HR Hotline: Are Exempt Employees Always Entitled to a Full Week’s Pay?

12.01.2015
HR & Safety

Q: Under our benefits policy, employees are not eligible for paid holidays until completing 90 days of employment. Can we reduce a recently hired, exempt employee’s weekly salary by a day’s pay when the company is closed for a holiday prior to his reaching the 90-day threshold?

Call Mark Soycher at the HR Hotline: 860.244.1900.

HR problems? Call Mark Soycher at the HR Hotline: 860.244.1900.

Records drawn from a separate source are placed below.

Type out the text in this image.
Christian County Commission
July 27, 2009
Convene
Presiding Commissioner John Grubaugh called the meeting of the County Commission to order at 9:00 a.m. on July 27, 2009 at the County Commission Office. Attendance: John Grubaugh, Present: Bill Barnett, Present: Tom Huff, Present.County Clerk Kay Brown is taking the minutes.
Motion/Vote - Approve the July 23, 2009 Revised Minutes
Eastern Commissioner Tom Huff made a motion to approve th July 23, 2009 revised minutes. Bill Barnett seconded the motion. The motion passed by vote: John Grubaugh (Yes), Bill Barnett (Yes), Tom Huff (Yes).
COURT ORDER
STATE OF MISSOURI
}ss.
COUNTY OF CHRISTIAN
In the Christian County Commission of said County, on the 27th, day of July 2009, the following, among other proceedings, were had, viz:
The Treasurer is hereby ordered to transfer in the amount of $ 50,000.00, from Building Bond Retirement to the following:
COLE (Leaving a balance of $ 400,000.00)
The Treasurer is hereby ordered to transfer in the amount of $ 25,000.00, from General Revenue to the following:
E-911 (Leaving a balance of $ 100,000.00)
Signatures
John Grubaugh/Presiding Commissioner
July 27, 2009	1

A: Start with the premise that an employee, properly classified as exempt (from minimum wage and overtime) need not be paid for any workweek in which no work is performed at all during the course of the week.
However, deductions for partial or full days of no work may be made only in limited situations as stipulated in state and federal laws and regulations, and your case does not appear to be one of the permissible instances.
In fact, there is regulatory language that appears to apply in your case that forbids a reduction in the employee’s weekly pay:
“No deduction of any kind shall be made for any part of a workweek absence that is attributable to lack of work occasioned by the operating requirements of the employer.”
Presumably the employee is available to work, but no work is provided/scheduled due to the operating requirements of the business, i.e., a company holiday.
If on the other hand, work was scheduled that day for employees interested in working on the holiday, and an exempt employee who preferred not to work, requested the day off as a personal day, then another section of the law would permit a reduction in salary, but only in full-day increments:
“Deductions may be made for one or more full days if the employee is absent for personal reasons other than sickness or accident.”
Another approach is to provide the exempt employee the time off as a paid holiday and charge the day’s pay against paid time off benefits he will be entitled to in the coming year once he has completed his first 90 days of employment, thereby reducing by one day’s wages the amount of PTO he will have available during the coming year.